Synopses & Reviews
Prussian-born cartographer Oscar Hinrichs was a key member of Stonewall Jackson's staff, collaborated on maps with Jedediah Hotchkiss, and worked alongside such prominent Confederate leaders as Joe Johnston, Richard H. Anderson, and Jubal Early. Hinrichs's detailed wartime journals, published here for the first time, shed new light on mapmaking as a tool of war, illuminate Jackson's notoriously superior strategic and tactical use of terrain, and offer unique perspectives on the lives of common soldiers, staff officers, and commanders in Lee's army.
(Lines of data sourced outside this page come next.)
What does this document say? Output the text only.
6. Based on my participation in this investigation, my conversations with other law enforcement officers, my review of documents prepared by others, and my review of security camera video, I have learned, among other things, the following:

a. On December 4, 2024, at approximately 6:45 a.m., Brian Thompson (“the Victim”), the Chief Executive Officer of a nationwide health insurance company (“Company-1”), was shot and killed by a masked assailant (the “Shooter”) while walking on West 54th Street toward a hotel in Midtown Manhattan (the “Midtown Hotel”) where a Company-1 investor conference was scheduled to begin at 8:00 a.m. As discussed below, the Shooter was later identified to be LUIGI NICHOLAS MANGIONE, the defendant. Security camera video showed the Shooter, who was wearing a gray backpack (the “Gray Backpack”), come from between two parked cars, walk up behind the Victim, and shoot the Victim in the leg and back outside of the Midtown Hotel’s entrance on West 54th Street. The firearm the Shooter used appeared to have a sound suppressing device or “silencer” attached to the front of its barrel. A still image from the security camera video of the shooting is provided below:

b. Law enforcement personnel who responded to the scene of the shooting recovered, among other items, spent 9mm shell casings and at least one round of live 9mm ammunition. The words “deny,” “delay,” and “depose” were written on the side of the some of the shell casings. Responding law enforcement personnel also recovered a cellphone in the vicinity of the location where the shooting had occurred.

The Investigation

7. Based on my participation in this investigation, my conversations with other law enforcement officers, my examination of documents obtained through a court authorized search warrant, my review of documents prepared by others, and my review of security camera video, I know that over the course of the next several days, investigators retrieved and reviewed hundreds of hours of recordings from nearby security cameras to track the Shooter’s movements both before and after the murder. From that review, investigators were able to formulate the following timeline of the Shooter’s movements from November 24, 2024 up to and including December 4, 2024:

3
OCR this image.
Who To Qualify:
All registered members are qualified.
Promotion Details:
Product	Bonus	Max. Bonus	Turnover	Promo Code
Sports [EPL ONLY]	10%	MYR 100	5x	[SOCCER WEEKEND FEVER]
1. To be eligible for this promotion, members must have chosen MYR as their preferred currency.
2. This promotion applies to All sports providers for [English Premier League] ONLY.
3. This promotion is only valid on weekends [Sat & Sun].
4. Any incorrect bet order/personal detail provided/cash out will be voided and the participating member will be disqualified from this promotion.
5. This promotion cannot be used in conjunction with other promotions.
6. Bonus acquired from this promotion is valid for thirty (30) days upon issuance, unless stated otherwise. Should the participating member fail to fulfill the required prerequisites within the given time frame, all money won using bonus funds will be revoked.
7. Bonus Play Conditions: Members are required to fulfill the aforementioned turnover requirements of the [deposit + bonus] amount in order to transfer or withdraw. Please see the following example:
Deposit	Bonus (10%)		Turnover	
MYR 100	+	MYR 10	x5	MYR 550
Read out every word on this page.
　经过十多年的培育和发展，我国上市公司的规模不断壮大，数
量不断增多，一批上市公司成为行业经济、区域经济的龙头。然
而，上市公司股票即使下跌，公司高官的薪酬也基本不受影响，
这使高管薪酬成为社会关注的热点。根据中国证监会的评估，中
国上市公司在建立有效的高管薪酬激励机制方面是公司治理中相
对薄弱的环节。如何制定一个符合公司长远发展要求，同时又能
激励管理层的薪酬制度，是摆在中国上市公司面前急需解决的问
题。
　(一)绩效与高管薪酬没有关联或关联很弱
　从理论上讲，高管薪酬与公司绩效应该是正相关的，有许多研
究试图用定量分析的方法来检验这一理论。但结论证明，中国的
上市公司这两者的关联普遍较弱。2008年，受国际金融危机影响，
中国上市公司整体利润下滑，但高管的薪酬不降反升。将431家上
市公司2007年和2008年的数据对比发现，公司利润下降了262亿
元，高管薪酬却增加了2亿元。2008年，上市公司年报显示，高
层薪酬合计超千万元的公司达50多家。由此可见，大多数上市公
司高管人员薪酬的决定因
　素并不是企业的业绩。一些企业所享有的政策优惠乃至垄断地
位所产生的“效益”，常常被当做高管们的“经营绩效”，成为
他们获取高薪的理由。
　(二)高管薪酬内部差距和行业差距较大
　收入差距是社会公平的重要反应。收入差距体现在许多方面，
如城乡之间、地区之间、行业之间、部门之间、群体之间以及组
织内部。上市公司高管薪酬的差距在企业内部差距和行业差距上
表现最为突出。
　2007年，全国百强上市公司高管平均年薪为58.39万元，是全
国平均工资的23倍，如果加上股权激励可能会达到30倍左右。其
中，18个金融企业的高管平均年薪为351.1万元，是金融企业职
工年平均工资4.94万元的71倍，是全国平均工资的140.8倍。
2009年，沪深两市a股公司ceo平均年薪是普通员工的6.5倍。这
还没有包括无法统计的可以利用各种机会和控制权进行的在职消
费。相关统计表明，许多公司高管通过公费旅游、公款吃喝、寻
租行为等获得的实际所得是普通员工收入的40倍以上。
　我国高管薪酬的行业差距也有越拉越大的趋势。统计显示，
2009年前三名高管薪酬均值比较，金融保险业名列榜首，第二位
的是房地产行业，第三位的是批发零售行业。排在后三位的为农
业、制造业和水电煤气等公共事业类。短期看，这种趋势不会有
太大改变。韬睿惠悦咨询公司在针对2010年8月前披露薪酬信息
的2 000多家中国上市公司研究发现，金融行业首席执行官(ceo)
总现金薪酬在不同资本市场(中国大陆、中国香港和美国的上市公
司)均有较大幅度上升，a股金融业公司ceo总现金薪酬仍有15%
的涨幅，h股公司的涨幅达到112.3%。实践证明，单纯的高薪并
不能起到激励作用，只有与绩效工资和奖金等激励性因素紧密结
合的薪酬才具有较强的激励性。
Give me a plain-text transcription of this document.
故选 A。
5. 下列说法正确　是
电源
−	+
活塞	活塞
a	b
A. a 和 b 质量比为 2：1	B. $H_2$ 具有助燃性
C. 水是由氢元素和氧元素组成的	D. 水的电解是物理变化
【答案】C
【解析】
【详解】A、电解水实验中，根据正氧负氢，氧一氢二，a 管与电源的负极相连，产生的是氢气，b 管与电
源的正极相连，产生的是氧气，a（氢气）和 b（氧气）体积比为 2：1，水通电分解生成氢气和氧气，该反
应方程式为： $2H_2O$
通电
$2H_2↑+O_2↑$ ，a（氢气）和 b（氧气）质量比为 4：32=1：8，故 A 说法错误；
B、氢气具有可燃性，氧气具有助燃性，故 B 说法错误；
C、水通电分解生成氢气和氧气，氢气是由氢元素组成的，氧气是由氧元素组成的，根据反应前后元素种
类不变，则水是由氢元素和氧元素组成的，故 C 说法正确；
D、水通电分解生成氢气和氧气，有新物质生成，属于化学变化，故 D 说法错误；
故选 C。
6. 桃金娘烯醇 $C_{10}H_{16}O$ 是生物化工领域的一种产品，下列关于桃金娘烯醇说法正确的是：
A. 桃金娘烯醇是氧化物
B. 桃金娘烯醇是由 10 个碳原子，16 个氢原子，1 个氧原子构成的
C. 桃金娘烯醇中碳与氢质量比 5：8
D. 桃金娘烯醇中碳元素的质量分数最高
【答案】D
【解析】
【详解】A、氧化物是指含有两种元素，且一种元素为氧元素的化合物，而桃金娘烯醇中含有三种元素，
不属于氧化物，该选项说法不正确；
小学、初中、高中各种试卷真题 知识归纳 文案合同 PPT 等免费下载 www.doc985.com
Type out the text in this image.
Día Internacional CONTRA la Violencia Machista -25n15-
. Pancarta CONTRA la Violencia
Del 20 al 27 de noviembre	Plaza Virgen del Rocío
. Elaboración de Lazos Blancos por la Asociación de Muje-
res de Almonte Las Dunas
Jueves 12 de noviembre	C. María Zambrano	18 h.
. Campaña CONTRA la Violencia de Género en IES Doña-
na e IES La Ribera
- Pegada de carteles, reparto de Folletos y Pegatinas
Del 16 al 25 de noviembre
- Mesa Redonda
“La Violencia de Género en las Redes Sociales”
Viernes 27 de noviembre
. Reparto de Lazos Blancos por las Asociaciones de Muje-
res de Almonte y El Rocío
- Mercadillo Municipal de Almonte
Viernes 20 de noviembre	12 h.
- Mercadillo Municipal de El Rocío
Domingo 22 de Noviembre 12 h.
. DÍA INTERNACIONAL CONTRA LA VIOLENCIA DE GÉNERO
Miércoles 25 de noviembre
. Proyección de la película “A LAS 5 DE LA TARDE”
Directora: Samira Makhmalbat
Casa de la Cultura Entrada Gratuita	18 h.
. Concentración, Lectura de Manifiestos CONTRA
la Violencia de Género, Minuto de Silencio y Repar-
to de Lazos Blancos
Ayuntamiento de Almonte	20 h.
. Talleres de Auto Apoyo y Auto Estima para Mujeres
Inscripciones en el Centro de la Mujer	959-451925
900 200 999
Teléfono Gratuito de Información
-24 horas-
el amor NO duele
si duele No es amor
Impressively comprehensive, Hinrichs's writings constitute a valuable and revelatory primary source from the Civil War era.
Review
"Oscar Hinrichs served through much of the Civil War in staff billets that placed him in intimate proximity to some of the most important and renowned Southern leaders in the Virginia theater--among them, Stonewall Jackson. Thus situated, Hinrichs witnessed and participated in campaigns of high profile and described them colorfully and at length. This book's annotations go well beyond an acceptable level of thoroughness, and the primary original narrative itself resulted from a wonderful degree of diligence--pursuing its stray fragments, in two languages, and knitting them together into a connected whole. The result makes an impressive document that seems destined to become a substantial piece of literature in its field, read and cited steadily far into the future."--Robert K. Krick, author of
Stonewall Jackson at Cedar Mountain
About the Author
Richard Brady Williams is an independent historian based in Chapel Hill, North Carolina. He is author of Chicago's Battery Boys: The Chicago Mercantile Battery in the Civil War's Western Theater.